The reason Ujjal Dosanjh didn't like Glen Clark is Glen Clark represented the hard-line leftist who were sub-serviant to big labour. The NDP has put up moderates like Mike Harcourt, Carole James, and Ujjal Dosanjh to try and appeal to centrist voters, but the reality is big labour still pulls all the strings and those that don't pander to big labour get pushed aside. Mike Harcourt was ultimately pushed by the hard-liners. With Carole James either she will move radically to the left making the party unelectable or the hard-liners will push her out. Either way, the BC NDP doesn't deserve to have another chance at gaining power. I certainly welcome moderates of the BC NDP joining the federal Liberals. In fact I would have no objections if they joined the BC Liberals.

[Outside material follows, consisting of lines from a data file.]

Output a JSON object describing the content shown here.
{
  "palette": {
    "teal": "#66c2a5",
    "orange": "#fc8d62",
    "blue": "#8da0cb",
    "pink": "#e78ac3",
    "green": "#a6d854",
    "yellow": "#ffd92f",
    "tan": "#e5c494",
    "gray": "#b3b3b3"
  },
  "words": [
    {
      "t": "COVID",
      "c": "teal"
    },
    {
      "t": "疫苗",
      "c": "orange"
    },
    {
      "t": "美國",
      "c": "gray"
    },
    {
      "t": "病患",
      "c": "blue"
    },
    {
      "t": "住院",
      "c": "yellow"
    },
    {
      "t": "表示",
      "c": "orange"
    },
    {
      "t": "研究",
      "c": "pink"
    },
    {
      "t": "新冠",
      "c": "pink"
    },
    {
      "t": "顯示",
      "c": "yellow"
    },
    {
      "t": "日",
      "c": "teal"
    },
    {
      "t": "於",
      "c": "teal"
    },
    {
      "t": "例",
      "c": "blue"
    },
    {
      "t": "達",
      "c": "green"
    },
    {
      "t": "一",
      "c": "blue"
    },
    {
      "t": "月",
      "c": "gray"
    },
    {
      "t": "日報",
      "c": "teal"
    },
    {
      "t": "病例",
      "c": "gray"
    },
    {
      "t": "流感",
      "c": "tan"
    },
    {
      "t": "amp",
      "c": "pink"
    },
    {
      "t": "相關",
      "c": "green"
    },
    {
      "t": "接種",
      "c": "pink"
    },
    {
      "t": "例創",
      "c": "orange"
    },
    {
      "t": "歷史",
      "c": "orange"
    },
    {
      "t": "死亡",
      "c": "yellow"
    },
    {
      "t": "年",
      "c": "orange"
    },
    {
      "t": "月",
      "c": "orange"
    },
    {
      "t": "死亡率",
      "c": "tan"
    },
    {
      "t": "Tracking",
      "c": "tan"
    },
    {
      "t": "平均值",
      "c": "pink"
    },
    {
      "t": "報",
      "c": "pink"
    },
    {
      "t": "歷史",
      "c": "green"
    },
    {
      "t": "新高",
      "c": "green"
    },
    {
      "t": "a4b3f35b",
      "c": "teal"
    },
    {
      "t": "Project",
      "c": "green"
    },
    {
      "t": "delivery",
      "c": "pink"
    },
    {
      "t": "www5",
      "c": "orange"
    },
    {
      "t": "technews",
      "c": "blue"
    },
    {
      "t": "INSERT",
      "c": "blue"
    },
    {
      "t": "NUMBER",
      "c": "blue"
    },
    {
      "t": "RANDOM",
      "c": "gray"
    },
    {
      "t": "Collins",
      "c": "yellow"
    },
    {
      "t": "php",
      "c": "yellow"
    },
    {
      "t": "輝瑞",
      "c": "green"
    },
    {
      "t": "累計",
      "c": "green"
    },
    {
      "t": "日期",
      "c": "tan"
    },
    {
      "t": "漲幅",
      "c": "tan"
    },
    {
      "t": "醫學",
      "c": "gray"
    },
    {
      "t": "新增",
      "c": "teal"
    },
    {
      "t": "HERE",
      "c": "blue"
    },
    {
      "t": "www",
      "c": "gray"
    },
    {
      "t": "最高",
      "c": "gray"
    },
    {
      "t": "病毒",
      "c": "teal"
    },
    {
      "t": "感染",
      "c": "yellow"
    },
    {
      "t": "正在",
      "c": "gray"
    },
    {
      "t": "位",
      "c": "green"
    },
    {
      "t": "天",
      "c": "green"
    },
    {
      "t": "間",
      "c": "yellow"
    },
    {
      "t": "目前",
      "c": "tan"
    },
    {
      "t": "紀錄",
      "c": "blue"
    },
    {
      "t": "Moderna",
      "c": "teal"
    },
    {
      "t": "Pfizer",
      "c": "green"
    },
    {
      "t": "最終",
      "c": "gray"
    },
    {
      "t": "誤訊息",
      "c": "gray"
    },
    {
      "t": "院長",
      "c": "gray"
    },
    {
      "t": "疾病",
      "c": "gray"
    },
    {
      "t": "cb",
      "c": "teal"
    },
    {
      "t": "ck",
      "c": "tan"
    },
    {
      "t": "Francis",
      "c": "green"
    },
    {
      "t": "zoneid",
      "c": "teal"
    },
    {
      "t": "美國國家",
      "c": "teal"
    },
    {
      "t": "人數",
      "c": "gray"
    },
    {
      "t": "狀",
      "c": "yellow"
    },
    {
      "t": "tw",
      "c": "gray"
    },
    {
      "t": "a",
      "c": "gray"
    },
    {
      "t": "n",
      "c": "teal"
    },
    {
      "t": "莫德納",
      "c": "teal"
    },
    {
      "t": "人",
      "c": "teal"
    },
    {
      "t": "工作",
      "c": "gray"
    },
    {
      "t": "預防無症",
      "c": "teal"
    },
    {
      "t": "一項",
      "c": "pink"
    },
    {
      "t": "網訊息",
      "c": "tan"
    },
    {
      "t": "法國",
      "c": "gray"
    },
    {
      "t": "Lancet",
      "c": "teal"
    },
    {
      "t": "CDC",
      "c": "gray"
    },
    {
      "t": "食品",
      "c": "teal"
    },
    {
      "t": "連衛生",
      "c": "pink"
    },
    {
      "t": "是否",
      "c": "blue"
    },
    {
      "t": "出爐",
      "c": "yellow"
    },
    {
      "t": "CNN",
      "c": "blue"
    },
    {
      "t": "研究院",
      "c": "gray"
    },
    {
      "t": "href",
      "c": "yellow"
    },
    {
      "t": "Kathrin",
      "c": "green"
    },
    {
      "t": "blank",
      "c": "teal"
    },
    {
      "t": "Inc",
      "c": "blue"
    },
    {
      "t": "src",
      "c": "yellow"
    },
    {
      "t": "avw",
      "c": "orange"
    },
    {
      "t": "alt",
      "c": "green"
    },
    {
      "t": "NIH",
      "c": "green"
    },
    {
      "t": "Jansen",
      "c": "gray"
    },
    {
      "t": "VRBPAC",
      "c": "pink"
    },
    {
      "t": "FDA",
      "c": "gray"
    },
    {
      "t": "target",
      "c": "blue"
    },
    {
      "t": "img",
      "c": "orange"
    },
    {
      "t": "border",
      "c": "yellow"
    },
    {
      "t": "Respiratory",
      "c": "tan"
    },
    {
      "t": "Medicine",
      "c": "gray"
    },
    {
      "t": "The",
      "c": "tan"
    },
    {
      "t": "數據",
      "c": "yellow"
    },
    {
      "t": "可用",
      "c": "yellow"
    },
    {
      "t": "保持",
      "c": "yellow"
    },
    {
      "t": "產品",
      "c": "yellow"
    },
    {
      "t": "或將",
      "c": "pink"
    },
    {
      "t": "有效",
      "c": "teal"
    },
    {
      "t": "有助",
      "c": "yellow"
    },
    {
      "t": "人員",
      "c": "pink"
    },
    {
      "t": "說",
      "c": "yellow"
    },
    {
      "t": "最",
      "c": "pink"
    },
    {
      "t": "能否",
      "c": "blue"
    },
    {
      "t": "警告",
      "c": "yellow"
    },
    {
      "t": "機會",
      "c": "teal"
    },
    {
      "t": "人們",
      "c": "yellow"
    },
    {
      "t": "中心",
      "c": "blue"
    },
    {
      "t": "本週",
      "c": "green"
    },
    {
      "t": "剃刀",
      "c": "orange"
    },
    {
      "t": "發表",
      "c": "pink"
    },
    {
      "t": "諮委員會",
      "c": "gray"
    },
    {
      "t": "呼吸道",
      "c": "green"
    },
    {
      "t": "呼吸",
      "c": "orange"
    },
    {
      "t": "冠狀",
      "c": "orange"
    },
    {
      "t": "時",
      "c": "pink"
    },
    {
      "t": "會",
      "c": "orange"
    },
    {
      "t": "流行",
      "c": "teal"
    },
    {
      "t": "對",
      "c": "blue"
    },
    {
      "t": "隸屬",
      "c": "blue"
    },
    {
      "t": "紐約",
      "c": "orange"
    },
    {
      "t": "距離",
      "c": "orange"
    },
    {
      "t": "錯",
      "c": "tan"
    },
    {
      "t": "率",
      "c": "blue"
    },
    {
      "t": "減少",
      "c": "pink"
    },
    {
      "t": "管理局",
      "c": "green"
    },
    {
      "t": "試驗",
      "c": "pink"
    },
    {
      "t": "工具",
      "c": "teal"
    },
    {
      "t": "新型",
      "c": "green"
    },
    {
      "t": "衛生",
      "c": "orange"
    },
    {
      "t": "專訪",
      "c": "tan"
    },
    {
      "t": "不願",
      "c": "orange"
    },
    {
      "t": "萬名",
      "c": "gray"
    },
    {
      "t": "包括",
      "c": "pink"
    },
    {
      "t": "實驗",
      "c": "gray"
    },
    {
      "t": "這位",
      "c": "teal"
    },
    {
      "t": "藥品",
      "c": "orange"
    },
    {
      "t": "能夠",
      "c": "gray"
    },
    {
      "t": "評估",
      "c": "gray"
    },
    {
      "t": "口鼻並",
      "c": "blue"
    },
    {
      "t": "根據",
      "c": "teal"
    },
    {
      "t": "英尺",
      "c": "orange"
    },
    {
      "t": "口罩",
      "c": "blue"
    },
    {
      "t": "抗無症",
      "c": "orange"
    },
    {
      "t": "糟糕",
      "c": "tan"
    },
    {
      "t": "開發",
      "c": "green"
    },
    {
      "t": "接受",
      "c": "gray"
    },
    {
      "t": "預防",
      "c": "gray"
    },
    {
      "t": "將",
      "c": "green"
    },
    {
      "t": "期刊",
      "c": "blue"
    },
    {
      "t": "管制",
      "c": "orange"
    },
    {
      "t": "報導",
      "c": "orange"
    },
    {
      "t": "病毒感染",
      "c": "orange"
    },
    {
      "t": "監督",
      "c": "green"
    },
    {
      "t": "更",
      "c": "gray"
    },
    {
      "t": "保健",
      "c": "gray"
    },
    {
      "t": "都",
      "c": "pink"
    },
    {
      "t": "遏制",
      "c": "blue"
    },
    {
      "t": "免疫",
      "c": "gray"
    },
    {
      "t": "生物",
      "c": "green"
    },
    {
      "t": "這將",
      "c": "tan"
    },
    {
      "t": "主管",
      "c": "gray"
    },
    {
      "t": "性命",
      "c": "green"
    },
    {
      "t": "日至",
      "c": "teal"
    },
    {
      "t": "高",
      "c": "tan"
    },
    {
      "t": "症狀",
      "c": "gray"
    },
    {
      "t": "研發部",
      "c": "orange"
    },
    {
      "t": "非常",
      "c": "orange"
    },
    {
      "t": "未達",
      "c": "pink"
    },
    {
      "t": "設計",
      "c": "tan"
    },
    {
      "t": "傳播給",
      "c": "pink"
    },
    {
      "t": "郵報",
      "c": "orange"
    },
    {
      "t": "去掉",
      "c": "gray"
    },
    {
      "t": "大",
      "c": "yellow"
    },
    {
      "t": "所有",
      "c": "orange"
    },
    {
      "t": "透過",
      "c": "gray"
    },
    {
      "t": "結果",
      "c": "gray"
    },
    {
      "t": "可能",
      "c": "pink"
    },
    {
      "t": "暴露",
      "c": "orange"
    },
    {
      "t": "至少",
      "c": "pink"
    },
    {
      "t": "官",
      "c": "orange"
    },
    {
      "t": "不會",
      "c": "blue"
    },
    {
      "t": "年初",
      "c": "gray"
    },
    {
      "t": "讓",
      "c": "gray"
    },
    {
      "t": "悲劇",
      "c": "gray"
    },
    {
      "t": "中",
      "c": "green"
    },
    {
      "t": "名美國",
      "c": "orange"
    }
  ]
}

I think it is a great a party like the BC Liberals can bring diverse people ranging from Kevin Falcon and Rich Coleman on the right to people like Wally Oppal and Carole Taylor on the left. This shows they are diverse party representing the diversity of the province. Unlike others, I see nothing wrong with crossing the floor. Voters change their votes from election to election, so why can't politicians. People's views change as well as parties change through time. Red Tories like Joe Clark who support the Liberals over the Tories aren't turncoats. They still hold the same values as before, it is simply that the new Conservatives no longer represent their values so their party has left them, not them leaving their party.